Jika buku pertama dapat disimpulkan sebagai cerita yang berdiri sendiri, tidak demikian halnya dengan buku kedua yang kaitan-nya cukup erat dengan buku ketiga.  Bahkan misteri yang di bangun di buku kedua sebagian besar baru dapat dipecahkan di buku ketiga. Jadi buku kedua ini memang serba tanggung, dan agak aneh rasanya ada reviewer yang menganggap buku kedua lebih baik dari pertama kecuali sekitar 50 halaman terakhir buku kedua yang memang sangat menegangkan.  Saya jadi ingat trilogi “Lord of The Ring” nya Peter Jackson, saat orang menonton episode kedua, kritikus mengatakan sbb; “Rasanya ganjil ada  orang mau membayar untuk menonton Two Towers, sebuah film yang awalnya ada di film sebelumnya, sedangkan akhirnya tidak jelas sampai dengan film ketiga dibuat”.

Tokoh2 yang ada dalam buku kedua ini masih Salander, Blomkvist, Erika, Palmgren, dll sedangkan di pihak lawan ada tokoh2 seperti Alexander Zalachenko (yang merupakan Ayah kandung sekaligus musuh Salander), dll. Seperti biasa Blomkvist lagi2 memamerkan “kelainan”-nya lagi2 berhubungan dengan Harriet Vanger si ahli waris Henrik Vanger, industrialis Swedia yang muncul di buku pertama. Begitu juga dengan Salander yang di awal cerita digambarkan keliling dunia namun juga tebar pesona sekaligus menikmati seorang bocah belasan tahun. Satu2nya tokoh yang terlihat normal adalah Jan Bublanski, inspektur polisi berdarah Yahudi, namun jika harus memilih tokoh normal lain-nya tentu saja Palmgren wali Salander sebelum Bjurman bisa dimasukkan. 

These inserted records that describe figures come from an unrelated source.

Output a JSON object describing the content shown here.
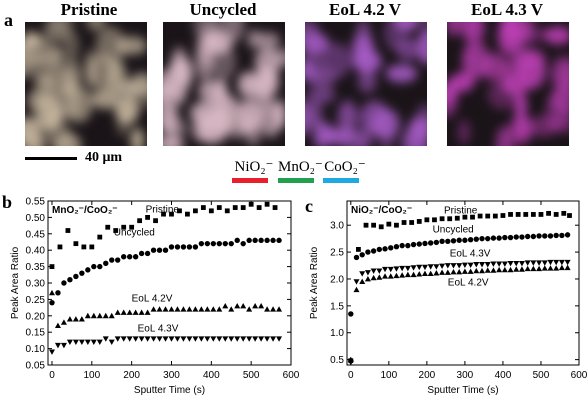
{
  "panel_a": {
    "letter": "a",
    "images": [
      {
        "title": "Pristine",
        "tint": "#c8b8a0"
      },
      {
        "title": "Uncycled",
        "tint": "#d8b8c4"
      },
      {
        "title": "EoL 4.2 V",
        "tint": "#a85cc8"
      },
      {
        "title": "EoL 4.3 V",
        "tint": "#c040b8"
      }
    ],
    "scale_label": "40 μm",
    "legend": [
      {
        "label": "NiO₂⁻",
        "color": "#e8202c"
      },
      {
        "label": "MnO₂⁻",
        "color": "#20a050"
      },
      {
        "label": "CoO₂⁻",
        "color": "#20a8e0"
      }
    ]
  },
  "chart_data": [
    {
      "type": "scatter",
      "panel": "b",
      "title": "MnO₂⁻/CoO₂⁻",
      "xlabel": "Sputter Time (s)",
      "ylabel": "Peak Area Ratio",
      "xlim": [
        -10,
        600
      ],
      "ylim": [
        0.05,
        0.55
      ],
      "xticks": [
        0,
        100,
        200,
        300,
        400,
        500,
        600
      ],
      "yticks": [
        0.05,
        0.1,
        0.15,
        0.2,
        0.25,
        0.3,
        0.35,
        0.4,
        0.45,
        0.5,
        0.55
      ],
      "ytick_labels": [
        "0.05",
        "0.10",
        "0.15",
        "0.20",
        "0.25",
        "0.30",
        "0.35",
        "0.40",
        "0.45",
        "0.50",
        "0.55"
      ],
      "series": [
        {
          "name": "Pristine",
          "marker": "square",
          "x": [
            0,
            20,
            40,
            60,
            80,
            100,
            120,
            140,
            160,
            180,
            200,
            220,
            240,
            260,
            280,
            300,
            320,
            340,
            360,
            380,
            400,
            420,
            440,
            460,
            480,
            500,
            520,
            540,
            560
          ],
          "y": [
            0.35,
            0.41,
            0.46,
            0.42,
            0.41,
            0.41,
            0.44,
            0.47,
            0.46,
            0.47,
            0.47,
            0.49,
            0.5,
            0.49,
            0.51,
            0.51,
            0.52,
            0.51,
            0.52,
            0.53,
            0.52,
            0.53,
            0.52,
            0.53,
            0.53,
            0.54,
            0.53,
            0.54,
            0.53
          ]
        },
        {
          "name": "Uncycled",
          "marker": "circle",
          "x": [
            0,
            15,
            30,
            45,
            60,
            75,
            90,
            105,
            120,
            135,
            150,
            165,
            180,
            195,
            210,
            225,
            240,
            255,
            270,
            285,
            300,
            315,
            330,
            345,
            360,
            375,
            390,
            405,
            420,
            435,
            450,
            465,
            480,
            495,
            510,
            525,
            540,
            555,
            570
          ],
          "y": [
            0.24,
            0.27,
            0.3,
            0.31,
            0.32,
            0.33,
            0.34,
            0.35,
            0.35,
            0.36,
            0.37,
            0.37,
            0.38,
            0.38,
            0.38,
            0.39,
            0.39,
            0.4,
            0.4,
            0.4,
            0.41,
            0.41,
            0.41,
            0.41,
            0.41,
            0.42,
            0.42,
            0.42,
            0.42,
            0.42,
            0.42,
            0.43,
            0.42,
            0.43,
            0.43,
            0.43,
            0.43,
            0.43,
            0.43
          ]
        },
        {
          "name": "EoL 4.2V",
          "marker": "triangle-up",
          "x": [
            0,
            15,
            30,
            45,
            60,
            75,
            90,
            105,
            120,
            135,
            150,
            165,
            180,
            195,
            210,
            225,
            240,
            255,
            270,
            285,
            300,
            315,
            330,
            345,
            360,
            375,
            390,
            405,
            420,
            435,
            450,
            465,
            480,
            495,
            510,
            525,
            540,
            555,
            570
          ],
          "y": [
            0.27,
            0.17,
            0.18,
            0.19,
            0.19,
            0.19,
            0.2,
            0.2,
            0.2,
            0.2,
            0.2,
            0.21,
            0.21,
            0.21,
            0.21,
            0.21,
            0.21,
            0.22,
            0.22,
            0.22,
            0.22,
            0.22,
            0.22,
            0.22,
            0.22,
            0.22,
            0.22,
            0.22,
            0.22,
            0.23,
            0.22,
            0.23,
            0.23,
            0.22,
            0.23,
            0.23,
            0.22,
            0.22,
            0.22
          ]
        },
        {
          "name": "EoL 4.3V",
          "marker": "triangle-down",
          "x": [
            0,
            15,
            30,
            45,
            60,
            75,
            90,
            105,
            120,
            135,
            150,
            165,
            180,
            195,
            210,
            225,
            240,
            255,
            270,
            285,
            300,
            315,
            330,
            345,
            360,
            375,
            390,
            405,
            420,
            435,
            450,
            465,
            480,
            495,
            510,
            525,
            540,
            555,
            570
          ],
          "y": [
            0.09,
            0.11,
            0.11,
            0.12,
            0.12,
            0.12,
            0.12,
            0.12,
            0.12,
            0.13,
            0.12,
            0.13,
            0.13,
            0.13,
            0.13,
            0.13,
            0.13,
            0.13,
            0.13,
            0.13,
            0.13,
            0.13,
            0.13,
            0.13,
            0.13,
            0.13,
            0.13,
            0.13,
            0.13,
            0.13,
            0.13,
            0.13,
            0.13,
            0.13,
            0.13,
            0.13,
            0.13,
            0.13,
            0.13
          ]
        }
      ]
    },
    {
      "type": "scatter",
      "panel": "c",
      "title": "NiO₂⁻/CoO₂⁻",
      "xlabel": "Sputter Time (s)",
      "ylabel": "Peak Area Ratio",
      "xlim": [
        -10,
        600
      ],
      "ylim": [
        0.4,
        3.45
      ],
      "xticks": [
        0,
        100,
        200,
        300,
        400,
        500,
        600
      ],
      "yticks": [
        0.5,
        1.0,
        1.5,
        2.0,
        2.5,
        3.0
      ],
      "ytick_labels": [
        "0.5",
        "1.0",
        "1.5",
        "2.0",
        "2.5",
        "3.0"
      ],
      "series": [
        {
          "name": "Pristine",
          "marker": "square",
          "x": [
            0,
            20,
            40,
            60,
            80,
            100,
            120,
            140,
            160,
            180,
            200,
            220,
            240,
            260,
            280,
            300,
            320,
            340,
            360,
            380,
            400,
            420,
            440,
            460,
            480,
            500,
            520,
            540,
            560,
            575
          ],
          "y": [
            0.48,
            2.55,
            3.0,
            3.0,
            2.97,
            3.02,
            3.0,
            3.05,
            3.05,
            3.07,
            3.1,
            3.1,
            3.12,
            3.12,
            3.13,
            3.15,
            3.15,
            3.17,
            3.17,
            3.17,
            3.18,
            3.2,
            3.2,
            3.2,
            3.2,
            3.2,
            3.22,
            3.2,
            3.22,
            3.18
          ]
        },
        {
          "name": "Uncycled",
          "marker": "circle",
          "x": [
            0,
            15,
            30,
            45,
            60,
            75,
            90,
            105,
            120,
            135,
            150,
            165,
            180,
            195,
            210,
            225,
            240,
            255,
            270,
            285,
            300,
            315,
            330,
            345,
            360,
            375,
            390,
            405,
            420,
            435,
            450,
            465,
            480,
            495,
            510,
            525,
            540,
            555,
            570
          ],
          "y": [
            1.35,
            2.4,
            2.45,
            2.5,
            2.52,
            2.55,
            2.56,
            2.58,
            2.6,
            2.62,
            2.62,
            2.64,
            2.65,
            2.66,
            2.67,
            2.68,
            2.7,
            2.7,
            2.71,
            2.72,
            2.72,
            2.73,
            2.74,
            2.75,
            2.75,
            2.76,
            2.76,
            2.77,
            2.77,
            2.78,
            2.78,
            2.79,
            2.79,
            2.8,
            2.8,
            2.8,
            2.81,
            2.81,
            2.82
          ]
        },
        {
          "name": "EoL 4.3V",
          "marker": "triangle-down",
          "x": [
            0,
            15,
            30,
            45,
            60,
            75,
            90,
            105,
            120,
            135,
            150,
            165,
            180,
            195,
            210,
            225,
            240,
            255,
            270,
            285,
            300,
            315,
            330,
            345,
            360,
            375,
            390,
            405,
            420,
            435,
            450,
            465,
            480,
            495,
            510,
            525,
            540,
            555,
            570
          ],
          "y": [
            0.45,
            1.95,
            2.1,
            2.12,
            2.15,
            2.15,
            2.18,
            2.18,
            2.19,
            2.2,
            2.2,
            2.21,
            2.22,
            2.22,
            2.23,
            2.23,
            2.24,
            2.25,
            2.25,
            2.25,
            2.26,
            2.26,
            2.27,
            2.27,
            2.27,
            2.28,
            2.28,
            2.28,
            2.29,
            2.29,
            2.29,
            2.3,
            2.3,
            2.3,
            2.3,
            2.31,
            2.31,
            2.31,
            2.31
          ]
        },
        {
          "name": "EoL 4.2V",
          "marker": "triangle-up",
          "x": [
            0,
            15,
            30,
            45,
            60,
            75,
            90,
            105,
            120,
            135,
            150,
            165,
            180,
            195,
            210,
            225,
            240,
            255,
            270,
            285,
            300,
            315,
            330,
            345,
            360,
            375,
            390,
            405,
            420,
            435,
            450,
            465,
            480,
            495,
            510,
            525,
            540,
            555,
            570
          ],
          "y": [
            0.5,
            1.8,
            1.95,
            2.0,
            2.02,
            2.03,
            2.05,
            2.05,
            2.06,
            2.07,
            2.08,
            2.08,
            2.09,
            2.1,
            2.1,
            2.11,
            2.12,
            2.12,
            2.13,
            2.13,
            2.14,
            2.14,
            2.15,
            2.15,
            2.16,
            2.16,
            2.17,
            2.17,
            2.17,
            2.18,
            2.18,
            2.19,
            2.19,
            2.19,
            2.2,
            2.2,
            2.2,
            2.21,
            2.21
          ]
        }
      ]
    }
  ]
}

Kali ini Salander dan misteri terbunuh-nya pasangan Mia dan Dag, dimana Dag adalah salah satu kontributor Millenium, sedangkan istrinya Mia adalah seorang peneliti sekaligus kandidat Doktor mengenai human traficking di Swedia yang melibatkan Alexander Zalachenko yang ironis-nya di lindungi olah dinas khusus intelijen Swedia.  Namun korban lainnya juga akhirnya ditemukan, yaitu Bjurman, yang juga adalah wali Salander. Kesemua korban ini akhirnya menyeret Salander seakan akan sebagai pelaku tunggal dan diperkuat dengan latar belakang Salander yang kelam. Namun diantara tuduhan yang bertubi tubi, sebagian kecil orang termasuk Blomkvist tetap percaya bahwa Salander justru seorang korban, dan berusaha membuktikan dugaan mereka tsb.

Pada beberapa literatur yang saya baca, jadi lebih jelas kenapa karya Larsson cenderung terkesan “feminist”, ternyata hal ini dipicu oleh peristiwa dalam hidupnya saat melihat penganiayaan seksual dan brutal sekelompok gang pada seorang gadis. Penyesalan karena membiarkan hal itu terjadi, menyebabkan Larsson tak dapat melupakan-nya dan sekaligus seakan akan malam wisuda-nya sebagai seorang feminist atau pejuang hak2 wanita.